Polytopes requests

• packages: lrs, cddlib, porta, 4ti2, polymake, coin/or, Vinci

• optimal performance: important algorithms are reverse search (as in lrs, uses less memory), double description (track the duals, as in cdd and 4ti2)
• optimization: linear and integer programming (coin/or), semidefinite programming (any good software for this?)
• combinatorial aspects
• polymake puts a lot of these things together, but it does not build!

Bernstein's theorem

(this is coming from Daniel Erman).

R.<a,b>=QQ[]
f1=a^2+a*b+b^2+1
f2=a*b^2+a^2*b+11
N1=f1.newton_polytope()
N2=f2.newton_polytope()
S=[N1,N2]

I would like to be able to compute the mixed volume of the collection of polytopes:

S.mixed_volume()

[[Note from Marshall Hampton: this is possible using the optional phc package:

from sage.interfaces.phc import phc
phc.mixed_volume([f1,f2])

]]

The reason I want to do this is because I want to apply Bernstein's theorem to a polynomial system in affine space. So conceivably I'd like to ask:

F=[f1,f2]
F.bernstein_bound()

In addition I'd like to be able to compute anything about N1 that can be done in polymake. For instance f-vector:

N1.f_vector()

Another note from M. Hampton: I have a patch for computing face lattices and f-vectors that I am hoping to put up on trac this week.

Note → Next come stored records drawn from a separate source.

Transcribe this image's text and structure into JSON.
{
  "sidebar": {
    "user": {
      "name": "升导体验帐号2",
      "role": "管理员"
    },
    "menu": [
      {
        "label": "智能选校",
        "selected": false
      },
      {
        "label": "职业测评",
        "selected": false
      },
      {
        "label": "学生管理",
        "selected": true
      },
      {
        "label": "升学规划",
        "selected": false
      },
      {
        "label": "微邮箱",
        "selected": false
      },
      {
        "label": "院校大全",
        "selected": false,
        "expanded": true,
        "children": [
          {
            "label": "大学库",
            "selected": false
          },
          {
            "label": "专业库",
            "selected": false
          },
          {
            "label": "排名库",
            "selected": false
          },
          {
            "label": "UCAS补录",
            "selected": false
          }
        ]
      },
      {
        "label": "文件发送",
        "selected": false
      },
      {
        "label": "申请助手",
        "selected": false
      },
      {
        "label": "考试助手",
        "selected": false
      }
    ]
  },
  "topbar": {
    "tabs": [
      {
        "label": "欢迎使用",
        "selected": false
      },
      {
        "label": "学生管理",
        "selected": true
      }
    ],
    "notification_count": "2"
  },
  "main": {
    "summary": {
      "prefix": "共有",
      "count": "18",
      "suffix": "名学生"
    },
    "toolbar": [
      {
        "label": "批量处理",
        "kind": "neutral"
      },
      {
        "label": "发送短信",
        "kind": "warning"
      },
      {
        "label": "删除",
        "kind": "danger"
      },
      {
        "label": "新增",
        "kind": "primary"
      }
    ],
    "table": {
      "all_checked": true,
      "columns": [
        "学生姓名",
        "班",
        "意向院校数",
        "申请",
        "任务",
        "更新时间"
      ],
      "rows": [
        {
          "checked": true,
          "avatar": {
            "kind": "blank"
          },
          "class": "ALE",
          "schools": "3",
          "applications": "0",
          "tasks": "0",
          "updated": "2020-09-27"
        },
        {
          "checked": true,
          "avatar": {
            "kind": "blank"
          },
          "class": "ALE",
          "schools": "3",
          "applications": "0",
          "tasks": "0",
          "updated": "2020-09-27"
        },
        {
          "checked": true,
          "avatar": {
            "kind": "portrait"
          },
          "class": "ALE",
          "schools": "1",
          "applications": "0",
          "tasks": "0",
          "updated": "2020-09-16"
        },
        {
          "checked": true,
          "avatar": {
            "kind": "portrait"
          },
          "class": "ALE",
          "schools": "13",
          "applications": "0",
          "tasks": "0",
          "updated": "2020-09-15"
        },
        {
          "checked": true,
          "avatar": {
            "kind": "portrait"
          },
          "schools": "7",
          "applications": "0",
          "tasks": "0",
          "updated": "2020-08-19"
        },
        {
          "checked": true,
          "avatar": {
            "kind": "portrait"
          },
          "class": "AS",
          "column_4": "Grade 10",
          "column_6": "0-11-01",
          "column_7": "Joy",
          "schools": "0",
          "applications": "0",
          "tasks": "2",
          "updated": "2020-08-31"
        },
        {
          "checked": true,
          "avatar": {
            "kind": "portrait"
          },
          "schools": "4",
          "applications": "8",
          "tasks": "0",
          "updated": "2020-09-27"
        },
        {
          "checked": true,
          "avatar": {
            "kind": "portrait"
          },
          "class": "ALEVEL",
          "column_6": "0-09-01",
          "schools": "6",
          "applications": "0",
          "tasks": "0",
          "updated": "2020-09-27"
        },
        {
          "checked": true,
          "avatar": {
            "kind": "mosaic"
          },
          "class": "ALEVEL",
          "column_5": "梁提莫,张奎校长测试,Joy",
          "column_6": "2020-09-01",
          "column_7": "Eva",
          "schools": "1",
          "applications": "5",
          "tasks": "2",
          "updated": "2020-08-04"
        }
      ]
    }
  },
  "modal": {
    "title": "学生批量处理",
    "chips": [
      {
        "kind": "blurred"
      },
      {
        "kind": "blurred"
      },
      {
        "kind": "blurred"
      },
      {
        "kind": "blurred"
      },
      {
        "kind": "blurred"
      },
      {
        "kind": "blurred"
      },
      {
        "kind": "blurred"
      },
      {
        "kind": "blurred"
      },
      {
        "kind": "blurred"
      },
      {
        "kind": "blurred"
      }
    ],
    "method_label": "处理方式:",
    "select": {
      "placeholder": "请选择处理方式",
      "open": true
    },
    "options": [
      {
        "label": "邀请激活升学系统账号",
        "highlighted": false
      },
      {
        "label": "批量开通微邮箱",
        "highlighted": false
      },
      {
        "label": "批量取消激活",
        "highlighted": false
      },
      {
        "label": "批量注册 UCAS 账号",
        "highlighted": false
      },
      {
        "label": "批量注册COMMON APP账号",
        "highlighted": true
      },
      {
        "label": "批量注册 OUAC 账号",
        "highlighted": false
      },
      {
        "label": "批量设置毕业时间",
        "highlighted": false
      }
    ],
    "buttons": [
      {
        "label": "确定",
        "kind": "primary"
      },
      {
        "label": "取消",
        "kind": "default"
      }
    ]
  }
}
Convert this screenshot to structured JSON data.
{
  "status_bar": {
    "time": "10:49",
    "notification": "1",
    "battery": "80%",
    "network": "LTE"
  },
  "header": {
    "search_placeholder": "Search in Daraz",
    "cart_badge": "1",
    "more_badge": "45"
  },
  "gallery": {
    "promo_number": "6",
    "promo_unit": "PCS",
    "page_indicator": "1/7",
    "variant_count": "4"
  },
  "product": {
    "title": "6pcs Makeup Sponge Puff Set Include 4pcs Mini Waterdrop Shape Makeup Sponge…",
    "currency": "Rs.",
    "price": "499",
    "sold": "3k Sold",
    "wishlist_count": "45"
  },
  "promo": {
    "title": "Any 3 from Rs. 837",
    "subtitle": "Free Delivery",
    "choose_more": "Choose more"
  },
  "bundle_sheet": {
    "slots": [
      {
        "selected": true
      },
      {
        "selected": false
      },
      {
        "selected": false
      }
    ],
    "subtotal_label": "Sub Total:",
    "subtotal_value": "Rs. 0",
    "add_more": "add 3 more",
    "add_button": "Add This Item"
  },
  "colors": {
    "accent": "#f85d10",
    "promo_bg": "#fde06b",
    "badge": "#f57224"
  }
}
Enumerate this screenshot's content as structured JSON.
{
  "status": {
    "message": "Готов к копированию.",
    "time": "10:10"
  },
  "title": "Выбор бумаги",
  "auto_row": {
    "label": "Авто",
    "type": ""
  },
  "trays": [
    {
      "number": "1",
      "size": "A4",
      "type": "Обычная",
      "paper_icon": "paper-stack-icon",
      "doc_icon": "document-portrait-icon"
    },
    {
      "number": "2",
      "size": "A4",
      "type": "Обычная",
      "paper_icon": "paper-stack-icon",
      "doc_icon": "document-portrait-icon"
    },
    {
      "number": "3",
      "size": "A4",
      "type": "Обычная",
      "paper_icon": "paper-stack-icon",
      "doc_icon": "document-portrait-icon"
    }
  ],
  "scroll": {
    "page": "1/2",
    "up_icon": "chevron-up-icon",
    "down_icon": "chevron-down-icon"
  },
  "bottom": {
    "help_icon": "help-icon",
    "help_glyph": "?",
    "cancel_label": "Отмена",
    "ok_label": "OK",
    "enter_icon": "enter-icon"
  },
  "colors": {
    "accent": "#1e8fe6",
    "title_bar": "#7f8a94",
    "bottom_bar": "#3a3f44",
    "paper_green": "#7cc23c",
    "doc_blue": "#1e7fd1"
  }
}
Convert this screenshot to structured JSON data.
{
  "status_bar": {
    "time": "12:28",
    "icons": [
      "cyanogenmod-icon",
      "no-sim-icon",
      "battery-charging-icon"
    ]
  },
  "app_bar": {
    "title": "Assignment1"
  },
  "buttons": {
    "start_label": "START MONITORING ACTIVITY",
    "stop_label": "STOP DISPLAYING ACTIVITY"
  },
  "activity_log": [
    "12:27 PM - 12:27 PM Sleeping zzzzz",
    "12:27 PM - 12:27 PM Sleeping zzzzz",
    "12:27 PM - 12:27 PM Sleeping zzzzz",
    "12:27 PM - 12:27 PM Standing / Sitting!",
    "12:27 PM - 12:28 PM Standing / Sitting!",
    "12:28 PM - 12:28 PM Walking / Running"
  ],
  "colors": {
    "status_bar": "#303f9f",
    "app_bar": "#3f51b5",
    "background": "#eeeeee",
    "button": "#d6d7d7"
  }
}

How to deal with polyhedral fans ?

(from F. Chapoton)

I would like to work with polyhedral cones and fans (with toric geometry in mind).

The following now works (2012-09, sage 5.2)

sage: cone1 = Cone([[1,0,0],[0,1,0],[0,0,1]])
sage: cone2 = Cone([[-1,0,0],[0,1,0],[0,0,1]])
sage: fan = Fan([cone1,cone2])

The Cone function can take many generators

sage: cone3 = Cone([[1,0,0],[0,1,0],[0,0,1],[1,1,1]])

and then compute the extremal rays

sage: cone3.rays()
N(0, 0, 1),
N(0, 1, 0),
N(1, 0, 0)
in 3-d lattice N

My long-term aim would be to compute the cone of strictly convex support functions of a complete fan.

fan.ample_cone()

There already exists the attribute is_complete for fans.